# New IPV D2 Mod



## deepest (9/6/15)

*Pioneer4You iPV D2 Mod Coming Soon*
Just when you think Pioneer4You will start running at an even pace with the rest of the manufacturers, it releases yet another device into its very popular and highly favored iPV Series. This time they’ve come out with a new mod, which sports quite the appealing design. The iPV D2 is Pioneer4You’s latest take on the iPV Mini V2, but features temperature control from utilizing a YiHi Chip that sports the new Joules mode.
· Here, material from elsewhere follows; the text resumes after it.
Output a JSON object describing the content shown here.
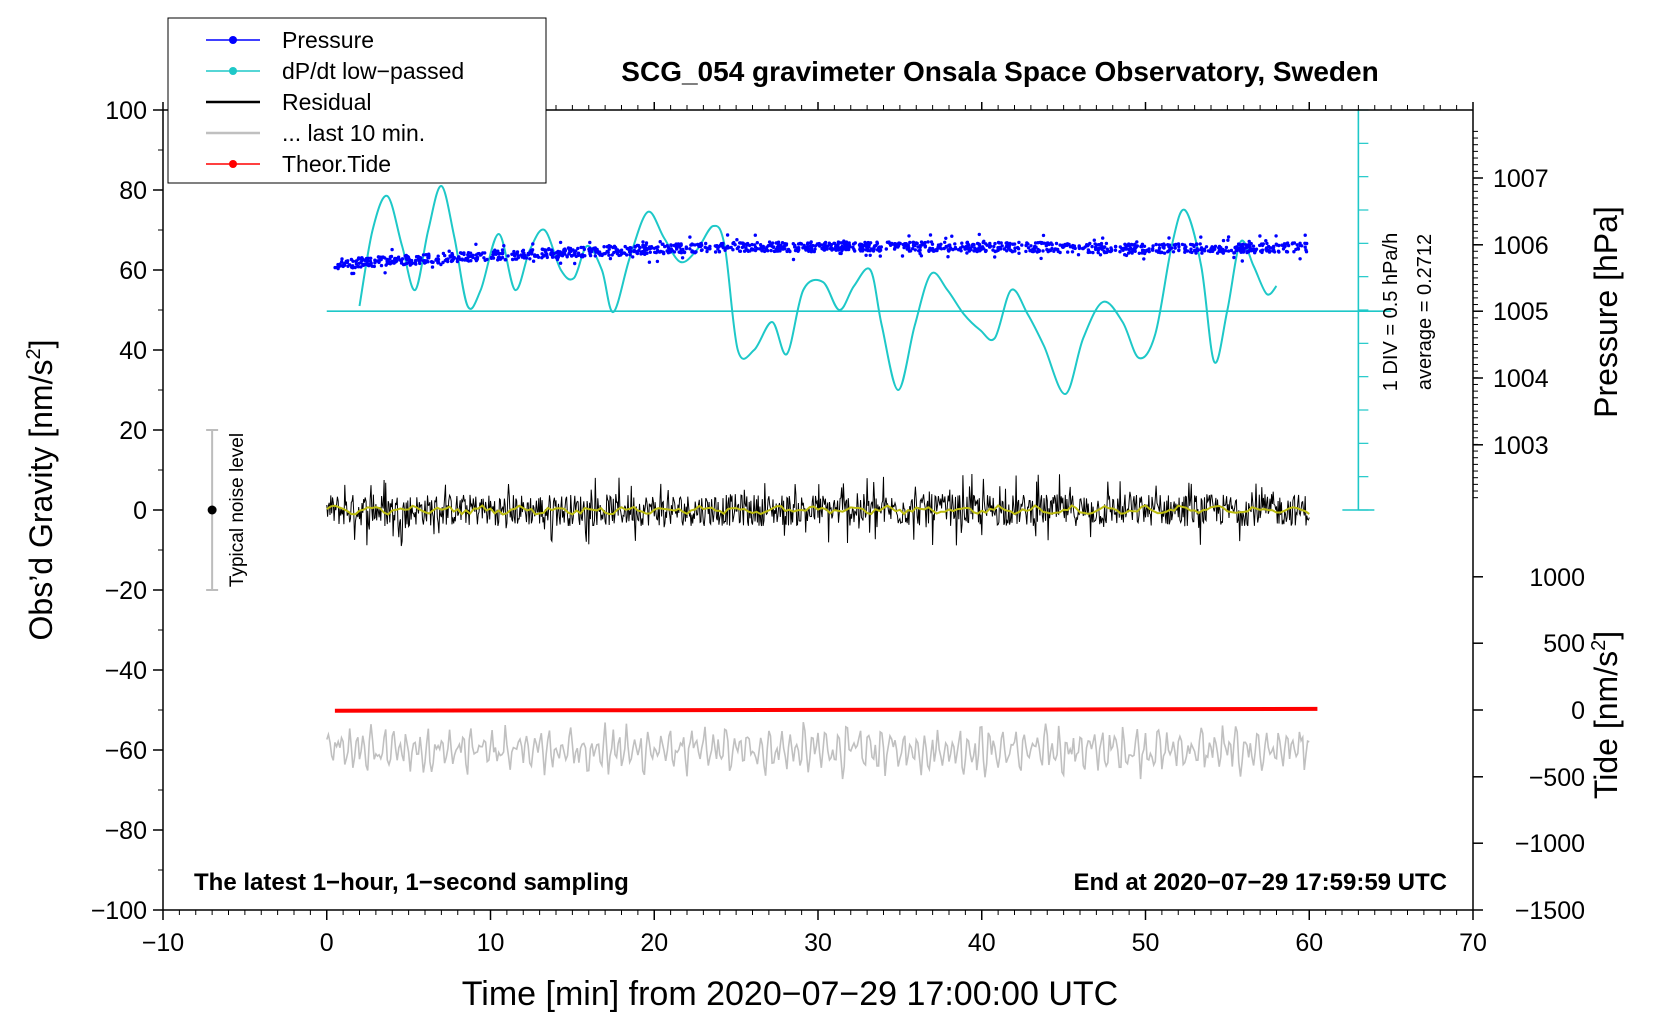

Since this device is still so new, there’s very little information provided by Pioneer4You and the device itself is still under development, but in normal vape market fashion, the device will be coming very soon. _(Some vendors already have them on their site waiting for their release)_

*What’s Known*

Uses YiHi Chip
Has Temperature Control
Offers Up To 50 Joules
Uses a Single 18650 Battery
Has Slip on Battery Compartment Cover _(like the iPV4)_












Read more http://guidetovaping.com/2015/06/07/pioneer4you-ipv-d2-mod-coming-soon/

Reactions: Like 2


----------



## ZeeZi169 (9/6/15)

This looks good!


----------



## Renesh (9/6/15)

This has now made it only my list....

Reactions: Agree 1


----------



## Nooby (9/6/15)

Wow... interesting. Is 50 joules enough though? Maybe those with temp sensing devices can comment. I like the look though. Nice and compact. Now for the price tag  and full specs


----------



## Mike (9/6/15)

Sadly current pricing is looking close to the IPV4 - I hope that's not the case though as I'd really like one of these little guys.


----------



## Ridhwaan (9/6/15)

eagerly awaiting the price


----------



## Rafique (9/6/15)

Must have, I wonder when they will be shipped out


----------



## huffnpuff (9/6/15)

Interesting, looks like a refined Subox


----------



## Nooby (9/6/15)

So difficult to keep up with all this new hardware! Will be financially better to stick with what I have


----------



## Rafique (9/6/15)

If I can get my wicking correct on my ST mini, I have my perfect combo. Trying to stick to what we have is the problem


----------